We could have left feeling a bit antsy, after all we had 'wasted' an hour gossiping and our to-do list is quite long, but we didn't. We felt pleasure at spending time with kind and generous people, learning more about our village, and the country where we have chosen to live. We added a few words to our vocabulary and the realisation that we understood a lot more French than we did a year ago. And when we did get home we took a mug of coffee out into the garden to enjoy the sunshine and the view.

Coffee in the garden
The rest of the afternoon was spent outside, Andrew digging out a drainage ditch and planning the new steps to the kitchen doors and me, well pottering really. I relocated a few rose bushes and lavender plants, dead headed some hydrangeas and planned. A friend popped by and we discussed our newly discovered old water pipes (the excitement of village life!) Weekends are also a time for us to try out new recipes, and remember some old ones. Nearly 18 months without a proper kitchen really limited our repertoire. Yesterday I spent an hour or so making aubergines with a sweet and sour tomato sauce, which proved a hit.

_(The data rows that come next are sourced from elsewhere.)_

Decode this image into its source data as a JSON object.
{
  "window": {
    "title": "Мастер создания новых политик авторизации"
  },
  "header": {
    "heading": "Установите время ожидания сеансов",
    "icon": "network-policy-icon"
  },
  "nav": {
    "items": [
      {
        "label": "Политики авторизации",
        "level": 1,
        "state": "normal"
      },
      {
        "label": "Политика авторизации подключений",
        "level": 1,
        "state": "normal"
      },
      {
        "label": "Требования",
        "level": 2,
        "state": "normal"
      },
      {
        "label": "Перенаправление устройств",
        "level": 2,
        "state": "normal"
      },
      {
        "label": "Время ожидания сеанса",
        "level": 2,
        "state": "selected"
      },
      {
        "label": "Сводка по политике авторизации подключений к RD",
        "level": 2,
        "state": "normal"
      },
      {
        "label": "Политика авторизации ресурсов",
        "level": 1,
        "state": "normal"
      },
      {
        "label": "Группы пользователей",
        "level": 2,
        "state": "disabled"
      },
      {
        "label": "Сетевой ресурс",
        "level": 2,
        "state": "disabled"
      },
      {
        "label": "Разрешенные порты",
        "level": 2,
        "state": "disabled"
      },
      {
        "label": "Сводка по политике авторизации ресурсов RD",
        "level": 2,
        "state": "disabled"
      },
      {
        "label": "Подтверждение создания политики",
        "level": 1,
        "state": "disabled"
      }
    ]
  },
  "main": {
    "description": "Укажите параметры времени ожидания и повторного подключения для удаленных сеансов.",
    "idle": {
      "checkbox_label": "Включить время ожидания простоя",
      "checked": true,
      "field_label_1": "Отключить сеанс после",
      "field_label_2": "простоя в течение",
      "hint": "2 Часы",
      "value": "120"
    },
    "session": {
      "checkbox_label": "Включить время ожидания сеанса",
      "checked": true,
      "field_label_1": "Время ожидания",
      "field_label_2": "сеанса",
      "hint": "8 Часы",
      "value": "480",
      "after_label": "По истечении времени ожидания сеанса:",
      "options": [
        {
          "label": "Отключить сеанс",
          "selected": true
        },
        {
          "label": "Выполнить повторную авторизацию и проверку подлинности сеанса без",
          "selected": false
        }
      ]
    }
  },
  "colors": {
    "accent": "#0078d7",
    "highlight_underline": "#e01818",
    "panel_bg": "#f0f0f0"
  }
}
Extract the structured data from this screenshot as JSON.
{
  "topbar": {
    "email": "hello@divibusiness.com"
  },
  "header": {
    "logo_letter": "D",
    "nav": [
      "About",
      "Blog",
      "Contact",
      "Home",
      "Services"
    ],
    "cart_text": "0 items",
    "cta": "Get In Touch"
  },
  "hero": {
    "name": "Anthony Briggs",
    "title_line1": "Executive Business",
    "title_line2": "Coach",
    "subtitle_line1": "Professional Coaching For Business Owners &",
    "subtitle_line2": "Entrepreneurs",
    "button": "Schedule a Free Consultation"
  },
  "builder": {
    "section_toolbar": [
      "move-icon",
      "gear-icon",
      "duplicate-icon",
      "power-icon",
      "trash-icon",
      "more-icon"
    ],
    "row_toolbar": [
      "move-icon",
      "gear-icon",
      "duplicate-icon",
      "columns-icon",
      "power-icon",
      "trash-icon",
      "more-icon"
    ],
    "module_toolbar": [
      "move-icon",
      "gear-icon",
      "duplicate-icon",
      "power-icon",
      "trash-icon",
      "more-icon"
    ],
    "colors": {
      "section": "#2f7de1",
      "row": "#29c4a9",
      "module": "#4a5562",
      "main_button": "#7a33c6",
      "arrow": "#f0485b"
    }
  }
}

Aubergines with sweet & sour tomatoes
I appreciate that this is winter and life is naturally slower, and I know when our gîte and bed & breakfast are up and running we will be busier. I really hope though that we can continue at a pace that suits us, I feel more balanced and more appreciative of the small things. A full life not necessarily a busy one.

If you would like to know more about our life in Corrèze then you are welcome to follow/friend us here on Facebook


  1. I love this post. You're both really making the very best of your new opportunities. Yes, I hope being busier doesn't mean TOO busy.

  2. Thank you Margaret. Today of all days I feel so lucky to live here.